Vaginal, Vulvar, Misc. Flashcards
Which site of recurrence post definitive CRT for vaginal cancer has the worst prognosis?
- Groin
What is the most important prognostic factor for a pt w/ new vulvar cancer?
LN status
Which pathologic features of vulvar cancer s/p surgery confer the highest risk of LR and should receive RT to the primary site?

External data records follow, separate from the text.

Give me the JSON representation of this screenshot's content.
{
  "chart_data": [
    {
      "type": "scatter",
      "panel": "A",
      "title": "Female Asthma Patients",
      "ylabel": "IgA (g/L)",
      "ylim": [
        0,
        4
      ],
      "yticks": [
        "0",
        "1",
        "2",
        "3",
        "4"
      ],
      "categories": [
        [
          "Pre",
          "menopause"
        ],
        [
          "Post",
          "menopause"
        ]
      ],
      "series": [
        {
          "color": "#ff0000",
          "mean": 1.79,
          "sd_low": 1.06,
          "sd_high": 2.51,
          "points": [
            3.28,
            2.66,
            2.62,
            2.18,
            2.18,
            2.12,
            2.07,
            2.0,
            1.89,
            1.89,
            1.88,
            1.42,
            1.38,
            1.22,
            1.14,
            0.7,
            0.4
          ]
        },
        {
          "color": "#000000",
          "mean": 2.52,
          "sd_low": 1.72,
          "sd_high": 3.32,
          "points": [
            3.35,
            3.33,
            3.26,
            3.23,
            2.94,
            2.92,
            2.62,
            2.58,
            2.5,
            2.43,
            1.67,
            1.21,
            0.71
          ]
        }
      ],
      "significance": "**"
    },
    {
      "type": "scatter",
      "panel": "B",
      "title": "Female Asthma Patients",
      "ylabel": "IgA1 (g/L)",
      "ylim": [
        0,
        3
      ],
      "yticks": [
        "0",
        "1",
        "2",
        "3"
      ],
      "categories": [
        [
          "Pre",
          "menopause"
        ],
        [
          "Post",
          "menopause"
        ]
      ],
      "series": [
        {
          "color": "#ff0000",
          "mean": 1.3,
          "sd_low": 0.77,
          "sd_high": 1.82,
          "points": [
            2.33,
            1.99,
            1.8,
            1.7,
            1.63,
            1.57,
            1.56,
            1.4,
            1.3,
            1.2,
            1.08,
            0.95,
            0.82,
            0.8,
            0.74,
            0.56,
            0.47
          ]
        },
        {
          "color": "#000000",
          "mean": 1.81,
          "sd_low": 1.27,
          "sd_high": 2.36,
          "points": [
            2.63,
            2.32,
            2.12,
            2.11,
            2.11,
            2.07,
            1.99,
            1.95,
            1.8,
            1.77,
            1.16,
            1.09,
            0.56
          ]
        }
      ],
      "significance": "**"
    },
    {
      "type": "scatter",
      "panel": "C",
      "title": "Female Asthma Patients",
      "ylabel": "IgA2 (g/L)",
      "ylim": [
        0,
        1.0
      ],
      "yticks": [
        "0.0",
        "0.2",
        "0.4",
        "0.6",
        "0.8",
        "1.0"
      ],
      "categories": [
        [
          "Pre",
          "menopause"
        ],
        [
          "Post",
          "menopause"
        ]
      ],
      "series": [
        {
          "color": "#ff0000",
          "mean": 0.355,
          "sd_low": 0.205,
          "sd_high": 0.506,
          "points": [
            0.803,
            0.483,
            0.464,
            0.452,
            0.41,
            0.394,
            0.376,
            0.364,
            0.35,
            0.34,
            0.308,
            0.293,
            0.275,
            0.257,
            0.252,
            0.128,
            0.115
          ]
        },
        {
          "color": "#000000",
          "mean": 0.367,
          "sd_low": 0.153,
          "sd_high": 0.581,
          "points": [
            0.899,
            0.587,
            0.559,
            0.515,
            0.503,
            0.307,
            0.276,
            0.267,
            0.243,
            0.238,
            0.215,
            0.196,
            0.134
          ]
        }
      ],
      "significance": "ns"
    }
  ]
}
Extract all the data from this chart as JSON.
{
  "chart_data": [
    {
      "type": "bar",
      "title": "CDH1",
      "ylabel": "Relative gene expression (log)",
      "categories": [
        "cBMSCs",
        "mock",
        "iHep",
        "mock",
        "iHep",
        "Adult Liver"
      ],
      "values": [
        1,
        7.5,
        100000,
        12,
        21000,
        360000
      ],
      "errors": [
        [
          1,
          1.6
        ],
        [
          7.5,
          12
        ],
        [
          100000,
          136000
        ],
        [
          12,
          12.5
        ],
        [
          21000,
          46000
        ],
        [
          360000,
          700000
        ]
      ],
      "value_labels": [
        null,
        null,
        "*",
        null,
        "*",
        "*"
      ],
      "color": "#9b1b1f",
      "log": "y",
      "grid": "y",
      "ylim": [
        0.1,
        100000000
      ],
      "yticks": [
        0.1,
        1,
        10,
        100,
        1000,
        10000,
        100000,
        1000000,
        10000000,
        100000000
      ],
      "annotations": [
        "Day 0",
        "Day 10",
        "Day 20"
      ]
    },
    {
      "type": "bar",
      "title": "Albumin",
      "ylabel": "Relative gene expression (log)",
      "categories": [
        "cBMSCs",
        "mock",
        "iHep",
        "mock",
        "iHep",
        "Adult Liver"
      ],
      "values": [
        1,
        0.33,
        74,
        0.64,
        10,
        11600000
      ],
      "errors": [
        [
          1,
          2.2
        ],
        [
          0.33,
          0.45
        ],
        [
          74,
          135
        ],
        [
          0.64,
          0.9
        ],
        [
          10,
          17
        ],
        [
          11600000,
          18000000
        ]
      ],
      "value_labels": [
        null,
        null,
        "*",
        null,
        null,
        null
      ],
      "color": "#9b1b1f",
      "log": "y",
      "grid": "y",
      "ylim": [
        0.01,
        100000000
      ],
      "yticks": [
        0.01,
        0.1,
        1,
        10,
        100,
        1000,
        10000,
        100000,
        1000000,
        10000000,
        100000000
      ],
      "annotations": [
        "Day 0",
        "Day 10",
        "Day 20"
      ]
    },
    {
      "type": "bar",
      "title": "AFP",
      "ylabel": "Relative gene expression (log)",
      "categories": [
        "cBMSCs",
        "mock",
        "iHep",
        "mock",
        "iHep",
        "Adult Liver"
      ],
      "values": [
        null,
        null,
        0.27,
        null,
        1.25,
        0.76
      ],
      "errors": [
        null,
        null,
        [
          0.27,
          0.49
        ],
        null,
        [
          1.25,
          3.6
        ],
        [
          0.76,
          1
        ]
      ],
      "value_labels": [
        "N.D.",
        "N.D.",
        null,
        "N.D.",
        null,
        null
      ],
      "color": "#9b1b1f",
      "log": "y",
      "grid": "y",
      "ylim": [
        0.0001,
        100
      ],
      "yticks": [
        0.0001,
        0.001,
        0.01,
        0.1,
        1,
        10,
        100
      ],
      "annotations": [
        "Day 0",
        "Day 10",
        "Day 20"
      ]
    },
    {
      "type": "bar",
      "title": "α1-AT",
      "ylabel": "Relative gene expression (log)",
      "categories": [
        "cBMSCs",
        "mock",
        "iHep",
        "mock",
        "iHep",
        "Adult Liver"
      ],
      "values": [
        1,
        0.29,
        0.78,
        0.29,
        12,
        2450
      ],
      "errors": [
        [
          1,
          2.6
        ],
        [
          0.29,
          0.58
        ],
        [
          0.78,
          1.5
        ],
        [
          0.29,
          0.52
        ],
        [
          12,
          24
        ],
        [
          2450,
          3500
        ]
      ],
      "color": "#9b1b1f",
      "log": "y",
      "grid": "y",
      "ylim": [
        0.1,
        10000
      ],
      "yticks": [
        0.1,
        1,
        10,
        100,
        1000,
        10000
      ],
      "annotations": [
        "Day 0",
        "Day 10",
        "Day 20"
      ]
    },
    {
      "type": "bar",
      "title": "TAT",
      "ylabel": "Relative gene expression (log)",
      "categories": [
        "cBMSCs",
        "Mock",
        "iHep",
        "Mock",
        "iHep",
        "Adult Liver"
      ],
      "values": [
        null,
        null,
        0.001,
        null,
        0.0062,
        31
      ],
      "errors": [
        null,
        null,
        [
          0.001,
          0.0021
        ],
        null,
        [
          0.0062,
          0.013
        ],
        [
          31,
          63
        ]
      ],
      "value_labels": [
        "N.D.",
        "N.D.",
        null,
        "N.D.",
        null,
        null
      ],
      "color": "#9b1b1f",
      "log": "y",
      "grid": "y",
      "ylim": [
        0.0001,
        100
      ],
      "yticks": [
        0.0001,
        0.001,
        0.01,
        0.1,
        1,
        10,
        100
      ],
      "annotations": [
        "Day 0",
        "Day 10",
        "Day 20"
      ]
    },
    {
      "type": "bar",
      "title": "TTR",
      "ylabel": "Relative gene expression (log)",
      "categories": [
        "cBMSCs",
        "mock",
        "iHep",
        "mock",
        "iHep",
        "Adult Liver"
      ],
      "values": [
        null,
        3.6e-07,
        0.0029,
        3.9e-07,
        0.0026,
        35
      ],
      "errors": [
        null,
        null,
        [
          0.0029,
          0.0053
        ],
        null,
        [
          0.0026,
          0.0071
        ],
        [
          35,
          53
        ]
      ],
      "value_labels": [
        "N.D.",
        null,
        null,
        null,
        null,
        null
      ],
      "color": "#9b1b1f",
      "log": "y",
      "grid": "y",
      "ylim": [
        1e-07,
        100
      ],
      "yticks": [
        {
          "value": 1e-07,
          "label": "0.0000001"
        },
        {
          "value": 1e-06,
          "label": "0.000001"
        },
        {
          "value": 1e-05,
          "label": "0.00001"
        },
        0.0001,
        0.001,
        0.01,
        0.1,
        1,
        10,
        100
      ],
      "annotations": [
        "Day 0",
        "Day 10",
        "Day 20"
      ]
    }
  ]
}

Pathological factors and their associated LR Rates
- Margins < 8 mm (strongest factor)
– < 8 mm → 48%
– ≥ 8 mm → 0%
- +LVSI → LR 39%
- DOI > 9.1 mm → 15%.
What is the pt population, randomization, and primary end-point of GOG 37 for vulvar cancer?
Pts:
- Invasive SqCC
- s/p vulvectomy and b/l inguinal lymphadenectomy
- Inguinal LN+
Randomization:
- 🏆 RT 45-50 Gy to b/l inguinal and pelvic nodes (but not vulva/primary)
- PLND
Primary end-point
- OS
What are the results of GOG 37 for vulvar cancer?
RT vs. PLND
- 2-yr OS 68% vs. 54% (p=0.03)
– On subanalysis, effect only in ECE and ≥2 nodes
- 6-yr OS 51% vs. 41% (NS)
– benefit only in palpable N+, ECE, ulcerated, or ≥2 nodes, or >20% nodal positivity
- 6-yr groin recurrence 5% vs. 24% (p=0.02)
- Lymphedema 16 vs. 22% (NS)
What is the primary RO interpretation of GOG 37 for vulvar cancer?
- Adjuvant RT improves OS in palpable N+, ECE, ulcerated, and ≥2 nodes, vs. PLND after radical vulvectomy and inguinal LND
- Trial was closed early as 2-yr results showed an improvement in LR and OS w/ RT
What is the rate of groin recurrence in vulvar cancer pts following WLE and SLNBx showing micro vs. macrometastases who subsequently receive RT w/o inguinal LND?
GROINSS V-II study
- Micro vs. macro: 2% vs. 22%
What is the rate of lymphedema in vulvar cancer pts s/p WLE and SLNBx f/b ± RT ± inguinal LND?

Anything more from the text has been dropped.